Vendere Casa

A chi rivolgersi

La vendita di una casa è sempre un’attività molto impegnativa. Per questo, affidare l’incarico di vendita a un’agenzia è sempre la soluzione migliore.
L’agenzia, infatti, non si occuperà solo di pubblicizzare la vendita dell’immobile e fissare gli appuntamenti con i potenziali acquirenti, ma disbrigherà anche tutte quelle noiose pratiche burocratiche correlate alla compravendita.
In più, avendo l’interesse a ricavare il miglior prezzo possibile dalla vendita dell’immobile, ha maggiori occasioni e canali per trovare un acquirente nel minor tempo possibile.

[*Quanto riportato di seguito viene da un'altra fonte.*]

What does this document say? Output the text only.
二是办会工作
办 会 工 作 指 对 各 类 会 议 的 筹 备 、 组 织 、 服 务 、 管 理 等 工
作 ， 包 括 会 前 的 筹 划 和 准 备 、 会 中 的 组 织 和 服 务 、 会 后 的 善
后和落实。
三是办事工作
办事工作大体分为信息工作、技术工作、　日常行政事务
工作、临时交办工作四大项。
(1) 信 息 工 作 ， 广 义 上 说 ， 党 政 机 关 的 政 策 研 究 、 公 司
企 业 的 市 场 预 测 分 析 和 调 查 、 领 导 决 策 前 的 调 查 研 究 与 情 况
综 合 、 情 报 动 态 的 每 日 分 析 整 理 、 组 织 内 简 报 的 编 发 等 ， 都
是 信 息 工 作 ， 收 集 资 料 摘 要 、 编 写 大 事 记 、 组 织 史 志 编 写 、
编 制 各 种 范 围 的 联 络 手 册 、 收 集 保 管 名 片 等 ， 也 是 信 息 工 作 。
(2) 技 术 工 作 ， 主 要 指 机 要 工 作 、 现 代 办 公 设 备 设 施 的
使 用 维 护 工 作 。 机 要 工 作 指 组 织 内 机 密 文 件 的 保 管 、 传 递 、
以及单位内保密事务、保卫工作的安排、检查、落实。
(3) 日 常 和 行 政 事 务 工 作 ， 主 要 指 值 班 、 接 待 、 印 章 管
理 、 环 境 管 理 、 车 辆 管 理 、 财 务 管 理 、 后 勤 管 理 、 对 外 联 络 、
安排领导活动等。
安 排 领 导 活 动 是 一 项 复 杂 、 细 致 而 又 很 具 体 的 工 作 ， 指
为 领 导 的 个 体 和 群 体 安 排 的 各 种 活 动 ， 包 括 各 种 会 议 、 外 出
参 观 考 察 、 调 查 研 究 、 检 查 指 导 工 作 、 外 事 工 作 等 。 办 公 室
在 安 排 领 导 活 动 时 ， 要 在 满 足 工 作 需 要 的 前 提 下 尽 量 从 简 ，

I vantaggi per chi vende con Urban Immobiliare

Consulenza e assistenza a 360°
Gestione degli appuntamenti con i probabili acquirenti
Gestione delle “permute”
Promozione pubblicitaria su Internet
Promozione pubblicitaria su riviste di settore
Rendiconti periodici dell’attività svolta
Valutazione gratuita

La documentazione

Per poter iniziare una procedura di vendita è bene avere a disposizione questi documenti
Il rogito precedente dell’immobile.
La scheda catastale dell’appartamento, con relativa piantina.
Il Certificato catastale con riportate le rendite attribuite, da cui si ricaverà il valore di riferimento per il pagamento della tassa di registro.
Documenti del venditore (Carta d'Identità e Codice Fiscale).
Gli atti relativi alla successione, (se l’immobile è stato ereditato).
La cancellazione o la situazione di un'eventuale ipoteca.
Il Regolamento condominiale con spese e verbali di assemblea degli ultimi anni.
L’eventuale condono edilizio, o documentazione delle modifiche interne apportate.
Gli eventuali contratti di locazione in corso, se l’abitazione è occupata, o disdetti di recente.
Al momento della messa in vendita dell'immobile il venditore, oltre alla documentazione, deve far eseguire la certificazione energetica (ACE).

La trattativa

Quando si vende una casa e ci si rivolge ad un’agenzia è buona regola da parte dell’agenzia stessa interrompere eventuali trattative in corso nel momento in cui viene sottoscritta una proposta di acquisto da parte di un’acquirente.
La trattativa può non riguardare solo il prezzo dell’immobile: in questa fase della contrattazione, infatti, si possono ad esempio decidere:
i tempi di consegna dell’immobile.
la cadenza dei pagamenti.
la possibilità di accollo di un eventuale mutuo.
il diritto ad avere le chiavi per effettuare lavori di ristrutturazione già al compromesso.
la ripartizione delle spese condominiali nel periodo tra il compromesso e il rogito nel caso in cui vengano consegnate le chiavi prima del rogito.
la suddivisione delle spese di manutenzione straordinaria già deliberate.
gli eventuali costi per mettere a norma gli impianti.
Imposte: decadenza delle agevolazioni fiscali

Se l'immobile che viene venduto è stato acquistato precedentemente come prima casa e viene venduto prima dei 5 anni si decade dall'agevolazione fiscale goduta al momento dell'acquisto dovendo pagare la differenza di imposte dal 3 al 10%  sul valore fiscale dichiarato in atto maggiorato di un ulteriore 30% più la mora.
Nel caso in cui invece si venda prima dei 5 anni ma si acquista un altro immobile entro 12 mesi dalla vendita della prima casa, non si decade dall'agevolazione fiscale ma si usufruisce dall'agevolazione fiscale prima casa nell’acquisto e si genera un credito di imposta dato dal precedente acquisto.
Se si acquista come seconda casa o immobile commerciale vendendo prima dei cinque anni, si deve versare allo Stato una percentuale del 20% sulla plusvalenza (nel caso in cui l'immobile sia intestato a persona fisica).